Died. Stanley Berman, 41, Brooklyn cab driver and self-proclaimed "World's Greatest Gate-Crasher"; of a blood infection; in Brooklyn. No occasion was too exclusive, no dignitary too aloof for Berman, who posed as a waiter to demand Queen Elizabeth II's autograph during her 1957 visit, crashed J.F.K.'s Inaugural Ball in 1961, and had his finest moment in 1962 when he charged onstage to hand Bob Hope an Oscar in front of 100 million TV watchers.

Died. Doretta Morrow, 42, onetime Broadway beauty, star in The King and I and Kismet; of cancer; in London. Blessed with a crystal soprano, she rose to stardom as Tuptim in 1951's The King and I, went to Hollywood in Because You're Mine with Mario Lanza, and returned to more cheers with Alfred Drake in 1953's Kismet—then in 1960 tossed it all aside to marry a London insurance executive.

Died. Shinzo Hamai, 62, four-term mayor of Hiroshima (1947-1952, 1959-1967) and the biggest single force in the city's rebirth; of a heart attack; in Hiroshima. Himself a survivor of the atomic holocaust, Hamai laid out a new metropolis with broad avenues and plazas, was so successful in convincing industry (shipbuilding, auto manufacturing) to return that today Hiroshima is one of Japan's most prosperous cities, with a population of 543,000, almost twice the wartime number.

Died. Juanita Hall, 66, "Bloody Mary" in the stage and screen versions of South Pacific; of diabetes; in Bay Shore, L.I. "Bloody Mary is the girl I love," sang the sailors, and for 1,694 Broadway performances, audiences loved her too, as the scheming, betelnut-chewing Tonkinese mama who belted out Happy Talk, and sang Bali Ha'i with such feeling that she nearly stole the show from Ezio Pinza and Mary Martin.

Died.

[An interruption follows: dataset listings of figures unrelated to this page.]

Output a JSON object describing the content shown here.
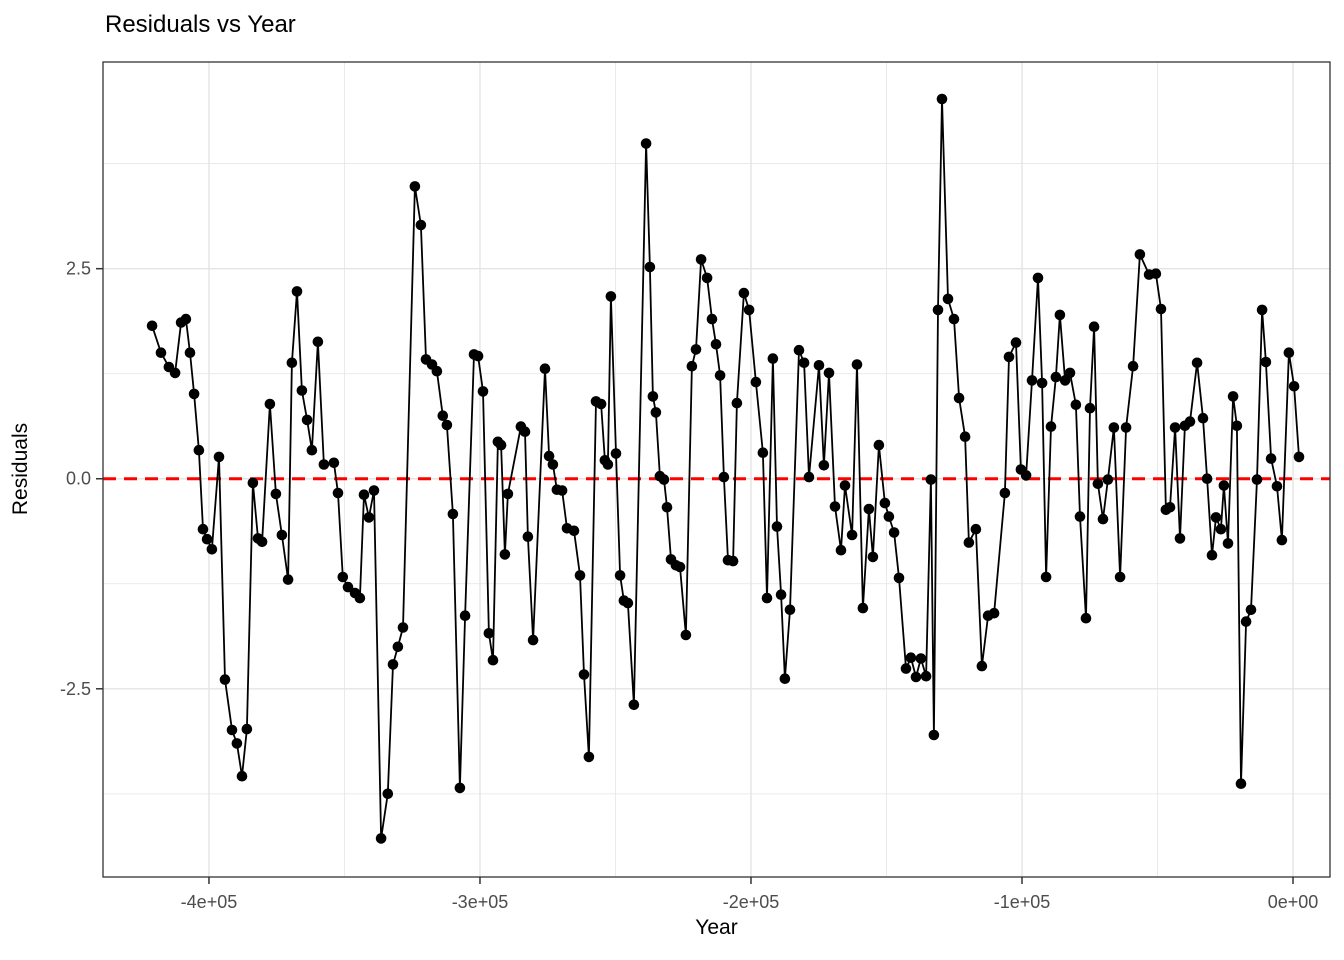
{
  "chart_data": {
    "type": "line",
    "title": "Residuals vs Year",
    "xlabel": "Year",
    "ylabel": "Residuals",
    "legend": "none",
    "grid": "on",
    "background": "#ffffff",
    "panel_border_color": "#333333",
    "grid_color": "#E4E4E4",
    "tick_label_color": "#4D4D4D",
    "point_color": "#000000",
    "line_color": "#000000",
    "reference_line": {
      "y": 0,
      "color": "#FF0000",
      "style": "dashed"
    },
    "xlim": [
      -439100,
      13650
    ],
    "ylim": [
      -4.74,
      4.96
    ],
    "x_ticks": [
      {
        "value": -400000,
        "label": "-4e+05"
      },
      {
        "value": -300000,
        "label": "-3e+05"
      },
      {
        "value": -200000,
        "label": "-2e+05"
      },
      {
        "value": -100000,
        "label": "-1e+05"
      },
      {
        "value": 0,
        "label": "0e+00"
      }
    ],
    "y_ticks": [
      {
        "value": 2.5,
        "label": "2.5"
      },
      {
        "value": 0.0,
        "label": "0.0"
      },
      {
        "value": -2.5,
        "label": "-2.5"
      }
    ],
    "x_minor": [
      -350000,
      -250000,
      -150000,
      -50000
    ],
    "y_minor": [
      3.75,
      1.25,
      -1.25,
      -3.75
    ],
    "points": [
      [
        -421000,
        1.82
      ],
      [
        -417700,
        1.5
      ],
      [
        -414800,
        1.33
      ],
      [
        -412500,
        1.26
      ],
      [
        -410300,
        1.86
      ],
      [
        -408500,
        1.9
      ],
      [
        -407000,
        1.5
      ],
      [
        -405500,
        1.01
      ],
      [
        -403700,
        0.34
      ],
      [
        -402200,
        -0.6
      ],
      [
        -400700,
        -0.72
      ],
      [
        -398900,
        -0.84
      ],
      [
        -396300,
        0.26
      ],
      [
        -394100,
        -2.39
      ],
      [
        -391500,
        -2.99
      ],
      [
        -389700,
        -3.15
      ],
      [
        -387800,
        -3.54
      ],
      [
        -386000,
        -2.98
      ],
      [
        -383800,
        -0.05
      ],
      [
        -381900,
        -0.71
      ],
      [
        -380400,
        -0.75
      ],
      [
        -377500,
        0.89
      ],
      [
        -375300,
        -0.18
      ],
      [
        -373100,
        -0.67
      ],
      [
        -370800,
        -1.2
      ],
      [
        -369400,
        1.38
      ],
      [
        -367500,
        2.23
      ],
      [
        -365700,
        1.05
      ],
      [
        -363800,
        0.7
      ],
      [
        -362000,
        0.34
      ],
      [
        -359800,
        1.63
      ],
      [
        -357600,
        0.17
      ],
      [
        -353900,
        0.19
      ],
      [
        -352400,
        -0.17
      ],
      [
        -350600,
        -1.17
      ],
      [
        -348700,
        -1.29
      ],
      [
        -346100,
        -1.36
      ],
      [
        -344300,
        -1.42
      ],
      [
        -342800,
        -0.19
      ],
      [
        -341000,
        -0.46
      ],
      [
        -339100,
        -0.14
      ],
      [
        -336500,
        -4.28
      ],
      [
        -334000,
        -3.75
      ],
      [
        -332100,
        -2.21
      ],
      [
        -330300,
        -2.0
      ],
      [
        -328400,
        -1.77
      ],
      [
        -324000,
        3.48
      ],
      [
        -321800,
        3.02
      ],
      [
        -319900,
        1.42
      ],
      [
        -317700,
        1.36
      ],
      [
        -315900,
        1.28
      ],
      [
        -313700,
        0.75
      ],
      [
        -312200,
        0.64
      ],
      [
        -310000,
        -0.42
      ],
      [
        -307400,
        -3.68
      ],
      [
        -305500,
        -1.63
      ],
      [
        -302200,
        1.48
      ],
      [
        -300700,
        1.46
      ],
      [
        -298900,
        1.04
      ],
      [
        -296700,
        -1.84
      ],
      [
        -295200,
        -2.16
      ],
      [
        -293400,
        0.44
      ],
      [
        -292200,
        0.4
      ],
      [
        -290800,
        -0.9
      ],
      [
        -289700,
        -0.18
      ],
      [
        -284900,
        0.62
      ],
      [
        -283400,
        0.56
      ],
      [
        -282300,
        -0.69
      ],
      [
        -280400,
        -1.92
      ],
      [
        -276000,
        1.31
      ],
      [
        -274500,
        0.27
      ],
      [
        -273100,
        0.17
      ],
      [
        -271600,
        -0.13
      ],
      [
        -269700,
        -0.14
      ],
      [
        -267900,
        -0.59
      ],
      [
        -265300,
        -0.62
      ],
      [
        -263100,
        -1.15
      ],
      [
        -261600,
        -2.33
      ],
      [
        -259800,
        -3.31
      ],
      [
        -257200,
        0.92
      ],
      [
        -255300,
        0.89
      ],
      [
        -253900,
        0.22
      ],
      [
        -252800,
        0.17
      ],
      [
        -251700,
        2.17
      ],
      [
        -249800,
        0.3
      ],
      [
        -248300,
        -1.15
      ],
      [
        -246900,
        -1.45
      ],
      [
        -245400,
        -1.48
      ],
      [
        -243200,
        -2.69
      ],
      [
        -238700,
        3.99
      ],
      [
        -237300,
        2.52
      ],
      [
        -236200,
        0.98
      ],
      [
        -235100,
        0.79
      ],
      [
        -233600,
        0.03
      ],
      [
        -232100,
        -0.01
      ],
      [
        -231000,
        -0.34
      ],
      [
        -229500,
        -0.96
      ],
      [
        -227700,
        -1.03
      ],
      [
        -226200,
        -1.05
      ],
      [
        -224000,
        -1.86
      ],
      [
        -221800,
        1.34
      ],
      [
        -220300,
        1.54
      ],
      [
        -218400,
        2.61
      ],
      [
        -216200,
        2.39
      ],
      [
        -214400,
        1.9
      ],
      [
        -212900,
        1.6
      ],
      [
        -211400,
        1.23
      ],
      [
        -210000,
        0.02
      ],
      [
        -208500,
        -0.97
      ],
      [
        -206600,
        -0.98
      ],
      [
        -205200,
        0.9
      ],
      [
        -202600,
        2.21
      ],
      [
        -200700,
        2.01
      ],
      [
        -198200,
        1.15
      ],
      [
        -195600,
        0.31
      ],
      [
        -194100,
        -1.42
      ],
      [
        -191900,
        1.43
      ],
      [
        -190400,
        -0.57
      ],
      [
        -188900,
        -1.38
      ],
      [
        -187500,
        -2.38
      ],
      [
        -185600,
        -1.56
      ],
      [
        -182300,
        1.53
      ],
      [
        -180400,
        1.38
      ],
      [
        -178600,
        0.02
      ],
      [
        -174900,
        1.35
      ],
      [
        -173100,
        0.16
      ],
      [
        -171200,
        1.26
      ],
      [
        -169000,
        -0.33
      ],
      [
        -166800,
        -0.85
      ],
      [
        -165300,
        -0.08
      ],
      [
        -162700,
        -0.67
      ],
      [
        -160900,
        1.36
      ],
      [
        -158700,
        -1.54
      ],
      [
        -156500,
        -0.36
      ],
      [
        -155000,
        -0.93
      ],
      [
        -152800,
        0.4
      ],
      [
        -150600,
        -0.29
      ],
      [
        -149100,
        -0.45
      ],
      [
        -147200,
        -0.64
      ],
      [
        -145400,
        -1.18
      ],
      [
        -142800,
        -2.26
      ],
      [
        -141000,
        -2.13
      ],
      [
        -139100,
        -2.36
      ],
      [
        -137300,
        -2.14
      ],
      [
        -135400,
        -2.35
      ],
      [
        -133600,
        -0.01
      ],
      [
        -132500,
        -3.05
      ],
      [
        -131000,
        2.01
      ],
      [
        -129500,
        4.52
      ],
      [
        -127300,
        2.14
      ],
      [
        -125100,
        1.9
      ],
      [
        -123200,
        0.96
      ],
      [
        -121000,
        0.5
      ],
      [
        -119600,
        -0.76
      ],
      [
        -117000,
        -0.6
      ],
      [
        -114800,
        -2.23
      ],
      [
        -112500,
        -1.63
      ],
      [
        -110300,
        -1.6
      ],
      [
        -106300,
        -0.17
      ],
      [
        -104800,
        1.45
      ],
      [
        -102200,
        1.62
      ],
      [
        -100400,
        0.11
      ],
      [
        -98500,
        0.04
      ],
      [
        -96300,
        1.17
      ],
      [
        -94100,
        2.39
      ],
      [
        -92600,
        1.14
      ],
      [
        -91100,
        -1.17
      ],
      [
        -89300,
        0.62
      ],
      [
        -87500,
        1.21
      ],
      [
        -86000,
        1.95
      ],
      [
        -84100,
        1.17
      ],
      [
        -82300,
        1.26
      ],
      [
        -80100,
        0.88
      ],
      [
        -78600,
        -0.45
      ],
      [
        -76400,
        -1.66
      ],
      [
        -74900,
        0.84
      ],
      [
        -73400,
        1.81
      ],
      [
        -72000,
        -0.06
      ],
      [
        -70100,
        -0.48
      ],
      [
        -68300,
        -0.01
      ],
      [
        -66100,
        0.61
      ],
      [
        -63800,
        -1.17
      ],
      [
        -61600,
        0.61
      ],
      [
        -59000,
        1.34
      ],
      [
        -56500,
        2.67
      ],
      [
        -53100,
        2.43
      ],
      [
        -50600,
        2.44
      ],
      [
        -48700,
        2.02
      ],
      [
        -46900,
        -0.37
      ],
      [
        -45400,
        -0.34
      ],
      [
        -43500,
        0.61
      ],
      [
        -41700,
        -0.71
      ],
      [
        -39900,
        0.63
      ],
      [
        -38000,
        0.68
      ],
      [
        -35400,
        1.38
      ],
      [
        -33200,
        0.72
      ],
      [
        -31700,
        0.0
      ],
      [
        -29900,
        -0.91
      ],
      [
        -28400,
        -0.46
      ],
      [
        -26600,
        -0.6
      ],
      [
        -25500,
        -0.08
      ],
      [
        -24000,
        -0.77
      ],
      [
        -22100,
        0.98
      ],
      [
        -20700,
        0.63
      ],
      [
        -19200,
        -3.63
      ],
      [
        -17300,
        -1.7
      ],
      [
        -15500,
        -1.56
      ],
      [
        -13300,
        -0.01
      ],
      [
        -11400,
        2.01
      ],
      [
        -10000,
        1.39
      ],
      [
        -8100,
        0.24
      ],
      [
        -5900,
        -0.09
      ],
      [
        -4100,
        -0.73
      ],
      [
        -1500,
        1.5
      ],
      [
        400,
        1.1
      ],
      [
        2200,
        0.26
      ]
    ]
  }
}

Hugo Benioff, 68, foremost U.S. seismologist who turned the art of predicting earthquakes into a science; of a heart attack; in Mendocino, Calif. After charting geological faults along the U.S. West Coast, Benioff warned in 1949 that the forces that caused the 1906 San Francisco earthquake were building toward further upheavals, a prediction borne out by the California earthquakes of 1950 and 1952. His variable-reluctance seismograph, which records tiny changes in a magnetic field, after 30 years is still standard around the world.